My goal is to web scrape a dynamic web page's HTML using Playwright for Python. Within an ordered list, there are multiple list items, and each contains multiple spans, of which one span has a button / link. Once there is a click on the button, it will execute further code and scrape the HTML using BeautifulSoup.
Here is an example of the structure.
<script>
function demoA () { alert("Button clicked"); }
</script>
<h2>Simple list with buttons</h2>
<div class="simlist">
<ol class="list_ord">
<li class="header-section_ord"><span
class="item">Category </span><span
class="item">Count </span></li>
<li class="item_ord"><span>Beginner</span><span>6</span><button
class="item_ord" onclick="demoA()">Information</button></li>
<li class="item_ord"><span>Advanced</span><span>2</span><button
class="item_ord" onclick="demoA()">Information</button></li>
</ol>
</div>
I've been able to get Playwright to click on the button I want, using this Python code.

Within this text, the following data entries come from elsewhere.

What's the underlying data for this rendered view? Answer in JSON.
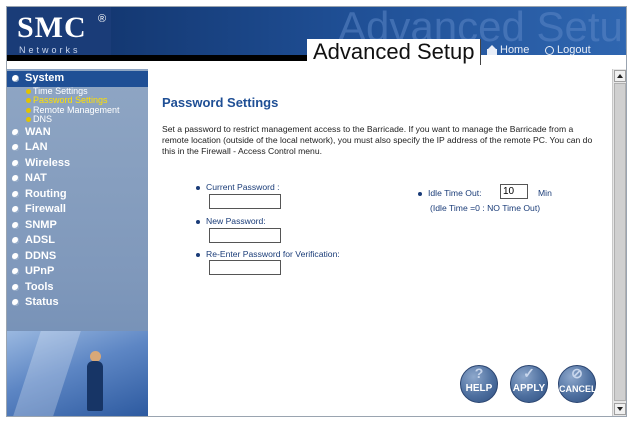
{
  "brand": {
    "logo": "SMC",
    "reg_mark": "®",
    "sub": "Networks",
    "watermark": "Advanced Setup"
  },
  "header": {
    "title": "Advanced Setup",
    "home": "Home",
    "logout": "Logout"
  },
  "sidebar": {
    "items": [
      {
        "label": "System",
        "active": true
      },
      {
        "label": "WAN"
      },
      {
        "label": "LAN"
      },
      {
        "label": "Wireless"
      },
      {
        "label": "NAT"
      },
      {
        "label": "Routing"
      },
      {
        "label": "Firewall"
      },
      {
        "label": "SNMP"
      },
      {
        "label": "ADSL"
      },
      {
        "label": "DDNS"
      },
      {
        "label": "UPnP"
      },
      {
        "label": "Tools"
      },
      {
        "label": "Status"
      }
    ],
    "system_sub": [
      {
        "label": "Time Settings"
      },
      {
        "label": "Password Settings",
        "current": true
      },
      {
        "label": "Remote Management"
      },
      {
        "label": "DNS"
      }
    ]
  },
  "main": {
    "section_title": "Password Settings",
    "description": "Set a password to restrict management access to the Barricade. If you want to manage the Barricade from a remote location (outside of the local network), you must also specify the IP address of the remote PC. You can do this in the Firewall - Access Control menu.",
    "fields": {
      "current_password_label": "Current Password :",
      "current_password_value": "",
      "new_password_label": "New Password:",
      "new_password_value": "",
      "reenter_label": "Re-Enter Password for Verification:",
      "reenter_value": "",
      "idle_label": "Idle Time Out:",
      "idle_value": "10",
      "idle_unit": "Min",
      "idle_note": "(Idle Time =0 : NO Time Out)"
    },
    "buttons": {
      "help": "HELP",
      "apply": "APPLY",
      "cancel": "CANCEL"
    }
  },
  "colors": {
    "brand_blue": "#1f4f95",
    "sidebar": "#8fa6c4",
    "current_sub": "#ffe000"
  },
  "icons": [
    "home-icon",
    "logout-icon",
    "help-icon",
    "apply-icon",
    "cancel-icon"
  ]
}
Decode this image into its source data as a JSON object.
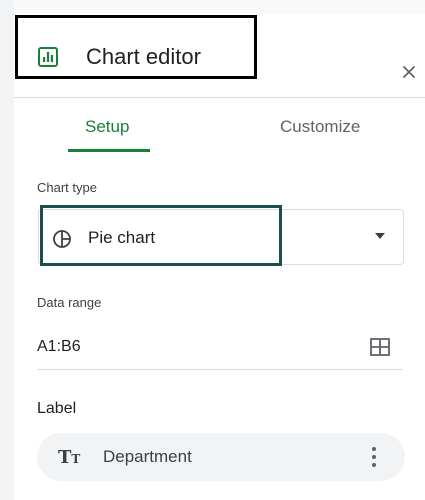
{
  "header": {
    "title": "Chart editor",
    "title_icon": "bar-chart-icon",
    "close_icon": "close-icon",
    "close_glyph": "×"
  },
  "tabs": [
    {
      "label": "Setup",
      "active": true
    },
    {
      "label": "Customize",
      "active": false
    }
  ],
  "chart_type": {
    "label": "Chart type",
    "value": "Pie chart",
    "icon": "pie-chart-icon"
  },
  "data_range": {
    "label": "Data range",
    "value": "A1:B6",
    "icon": "grid-icon"
  },
  "label_section": {
    "label": "Label",
    "chip_value": "Department",
    "chip_icon": "text-format-icon",
    "menu_icon": "more-vert-icon"
  },
  "colors": {
    "accent_green": "#188038",
    "highlight_border": "#1c4e50",
    "chip_bg": "#f1f3f4"
  }
}
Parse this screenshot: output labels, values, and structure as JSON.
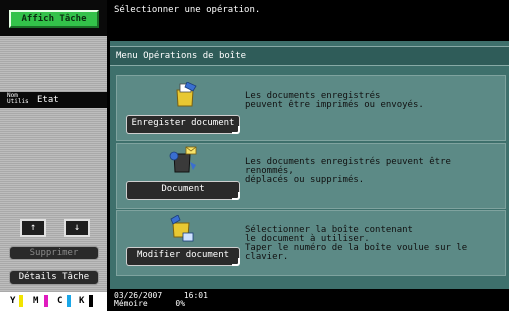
{
  "left": {
    "affich_tache": "Affich Tâche",
    "tabs_a": "Nom",
    "tabs_a2": "Utilis",
    "tabs_b": "Etat",
    "arrow_up": "↑",
    "arrow_down": "↓",
    "supprimer": "Supprimer",
    "details_tache": "Détails Tâche",
    "inks": [
      {
        "letter": "Y",
        "color": "#f2e400"
      },
      {
        "letter": "M",
        "color": "#e01bbf"
      },
      {
        "letter": "C",
        "color": "#1aa7e8"
      },
      {
        "letter": "K",
        "color": "#000000"
      }
    ]
  },
  "message": "Sélectionner une opération.",
  "menu_title": "Menu Opérations de boîte",
  "cards": [
    {
      "button": "Enregister document",
      "text": [
        "Les documents enregistrés",
        "peuvent être imprimés ou envoyés."
      ]
    },
    {
      "button": "Document",
      "text": [
        "Les documents enregistrés peuvent être renommés,",
        "déplacés ou supprimés."
      ]
    },
    {
      "button": "Modifier document",
      "text": [
        "Sélectionner la boîte contenant",
        "le document à utiliser.",
        "Taper le numéro de la boîte voulue sur le clavier."
      ]
    }
  ],
  "status": {
    "date": "03/26/2007",
    "time": "16:01",
    "memory_label": "Mémoire",
    "memory_value": "0%"
  }
}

from playwright.sync_api import sync_playwright
with sync_playwright() as p:
browser = p.firefox.launch()
page = browser.new_page()
page.goto('http://localhost:1234/SimpleListButtons.html')
print("Opened content page")
item_locator = page.locator('li').filter(has_text='Advanced').filter(has=page.get_by_role('button'))
print(item_locator.inner_html())
item_locator.locator('button').click()
print("Button clicked")
My questions:
- With the above code, I'm able to select the button which I want to be clicked using filter criteria. Is there a better way to do it?
- How can one iterate through the list items e.g. in a for loop and click each list item's button (and subsequently do further scraping?